With a new wife, new twin sons and even a new band, veteran pop troubadour James Taylor is spending most of the next few months touring the amphitheaters of North America, a summer ritual as dependable as sunscreen and inflated concession stand prices.
“I’m kind of grooved in on that kind of evening and a sort of summer-night experience,” says Taylor, 53, a Rock and Roll Hall of Famer who in February this year married Boston Symphony Orchestra publicist Caroline Smedvig. The couple’s sons were born in early April, via in vitro fertilization of a surrogate mother.

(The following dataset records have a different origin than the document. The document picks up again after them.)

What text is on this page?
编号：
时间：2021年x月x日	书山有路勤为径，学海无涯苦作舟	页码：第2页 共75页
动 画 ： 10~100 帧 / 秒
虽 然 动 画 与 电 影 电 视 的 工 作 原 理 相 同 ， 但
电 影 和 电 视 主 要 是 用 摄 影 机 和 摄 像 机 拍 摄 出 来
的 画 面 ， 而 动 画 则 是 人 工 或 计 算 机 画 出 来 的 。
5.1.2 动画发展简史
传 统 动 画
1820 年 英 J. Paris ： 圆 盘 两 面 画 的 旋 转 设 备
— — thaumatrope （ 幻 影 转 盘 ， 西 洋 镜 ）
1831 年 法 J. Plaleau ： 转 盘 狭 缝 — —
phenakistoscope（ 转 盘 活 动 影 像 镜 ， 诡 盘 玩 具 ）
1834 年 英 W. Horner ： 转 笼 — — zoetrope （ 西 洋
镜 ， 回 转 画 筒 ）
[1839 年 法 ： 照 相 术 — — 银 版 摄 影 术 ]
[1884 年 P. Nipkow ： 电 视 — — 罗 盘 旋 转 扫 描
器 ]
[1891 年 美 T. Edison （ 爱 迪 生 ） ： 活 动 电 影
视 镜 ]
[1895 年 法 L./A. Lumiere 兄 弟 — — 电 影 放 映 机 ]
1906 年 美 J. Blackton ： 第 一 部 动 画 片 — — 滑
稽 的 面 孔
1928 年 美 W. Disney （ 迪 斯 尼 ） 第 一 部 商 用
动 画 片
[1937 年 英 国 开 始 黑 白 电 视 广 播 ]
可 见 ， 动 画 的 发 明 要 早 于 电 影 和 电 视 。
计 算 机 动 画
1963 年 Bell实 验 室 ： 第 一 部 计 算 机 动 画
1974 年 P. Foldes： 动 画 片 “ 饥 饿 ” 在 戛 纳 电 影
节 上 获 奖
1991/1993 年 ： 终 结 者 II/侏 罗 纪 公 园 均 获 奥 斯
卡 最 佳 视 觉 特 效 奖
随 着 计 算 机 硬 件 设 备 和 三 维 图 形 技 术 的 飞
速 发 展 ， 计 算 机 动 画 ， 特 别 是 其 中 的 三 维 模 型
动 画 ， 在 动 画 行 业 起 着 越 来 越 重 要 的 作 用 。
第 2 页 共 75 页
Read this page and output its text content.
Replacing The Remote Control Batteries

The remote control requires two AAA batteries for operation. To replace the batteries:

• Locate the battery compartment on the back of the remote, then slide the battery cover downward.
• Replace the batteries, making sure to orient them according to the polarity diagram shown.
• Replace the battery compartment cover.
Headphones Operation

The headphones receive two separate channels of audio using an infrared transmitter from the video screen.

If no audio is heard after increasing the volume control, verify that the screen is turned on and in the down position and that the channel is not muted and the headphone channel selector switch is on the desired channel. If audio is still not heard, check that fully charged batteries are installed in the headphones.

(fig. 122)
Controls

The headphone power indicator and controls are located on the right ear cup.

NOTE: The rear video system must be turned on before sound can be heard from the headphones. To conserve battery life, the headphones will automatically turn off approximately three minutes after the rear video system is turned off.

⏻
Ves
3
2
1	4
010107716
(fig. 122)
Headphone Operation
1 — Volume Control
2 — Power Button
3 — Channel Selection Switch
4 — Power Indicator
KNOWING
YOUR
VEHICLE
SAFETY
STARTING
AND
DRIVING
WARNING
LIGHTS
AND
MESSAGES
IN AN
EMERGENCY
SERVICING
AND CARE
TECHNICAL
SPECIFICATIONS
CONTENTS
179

The veteran singer-songwriter – a Boston native who began his recording career in the late 1960s with the Beatles’ Apple Records label – even paid tribute to his summer rituals in the 1985 hit “That’s Why I’m Here,” singing: “Summer like summer, coming back every year/Got your baby, got your blanket, got your bucket of beer/I break into a grin from ear to ear/And suddenly it’s perfectly clear – That’s why I’m here.”
“I’m very aware of it as being a sort of context in which to perform,” Taylor says. “It’s almost got a festival sort of feel to it; it’s not like being in a concert hall, you know? There’s lots of life going on around you at a concert like that. It’s an event I like feeling part of.”
What Taylor likes less, however, is the growing corporatization of the venues where he performs. He’s watched many of them change their names from monikers that describe their often bucolic surroundings to those of the companies that pay substantial sums to put themselves on the marquees.
A FACT OF SUMMER
“It makes you feel sort of detached about the place,” Taylor says. “Pine Knob (outside Detroit), I suppose, is probably an arbitrary name, too, but somebody gave it that name because it meant something to them. I guess corporate branding is just a fact of life, and we see more and more of it.”
That has not deterred Taylor from making his familiar rounds, however. For this summer’s “Pull Over” tour, he’s slated more than 50 dates with the largest band he’s ever put on the road – an 11-piece outfit that includes two horn players and four backup singers.
With a repertoire that includes revered hits such as “Fire and Rain” and “You’ve Got a Friend,” more obscure numbers and some new, unreleased selections, Taylor says the size of the ensemble helps him put across the kind of eclectic evening he wants to present.
“It gives you a great sort of range, from solo with guitar to a cappella voices to horn-section support on some tunes,” he explains. “It gives you a lot of different options. You can put together different bands from within it.”
He’s also culling selections for his next studio album, which will be his first set of fresh material since the Grammy-winning “Hourglass” in 1997. Taylor estimates he has about two-thirds of the record finished, though he cautions that “if I write some new stuff or I want to re-cut or stuff like that, we could be less far along than I’m thinking.”
Taylor describes it as an instrumentally spare recording – just guitar, bass, drums and some keyboards – with a broad stylistic scope that embraces influences from Motown and Broadway to blues, bossa nova and what he calls “a very meditative, hypnotic song.”
“The audience and the size of the audience has encouraged me to sort of expand my sound over the years,” says Taylor, who during the past year sang a guest vocal on the title track from former Dire Straits leader Mark Knopfler’s solo album “Sailing to Philadelphia” and also performs a rendition of his hit “Don’t Let Me Be Lonely Tonight” on jazz trumpeter Michael Brecker’s new album, “Nearness of You.”
“I feel influences from all over the place, from country to blues to Motown and Philadelphia sounds, from light classical and Brazilian and Celtic and all kinds of stuff. To me, the things I write try to sound like all these different kinds of music,” he says. “But I am at the center of it; it all comes through the narrow filter of my guitar style and my vocal range. That unifies it and probably narrows it.”
That, of course, is just fine with an audiences who are familiar with the Taylor summer experience and seldom hesitate to demonstrate their affection for it.
“My wife is in the classical world; when she comes to see my shows, she’s sort of taken aback by how vocal the audience is, yelling things out and communicating stuff,” Taylor says. “I tell her that’s a good thing; that’s energy that I need. I really need to know they’re out there. When they’re wooden or too complacent, you feel detached. You need to get it back from them.”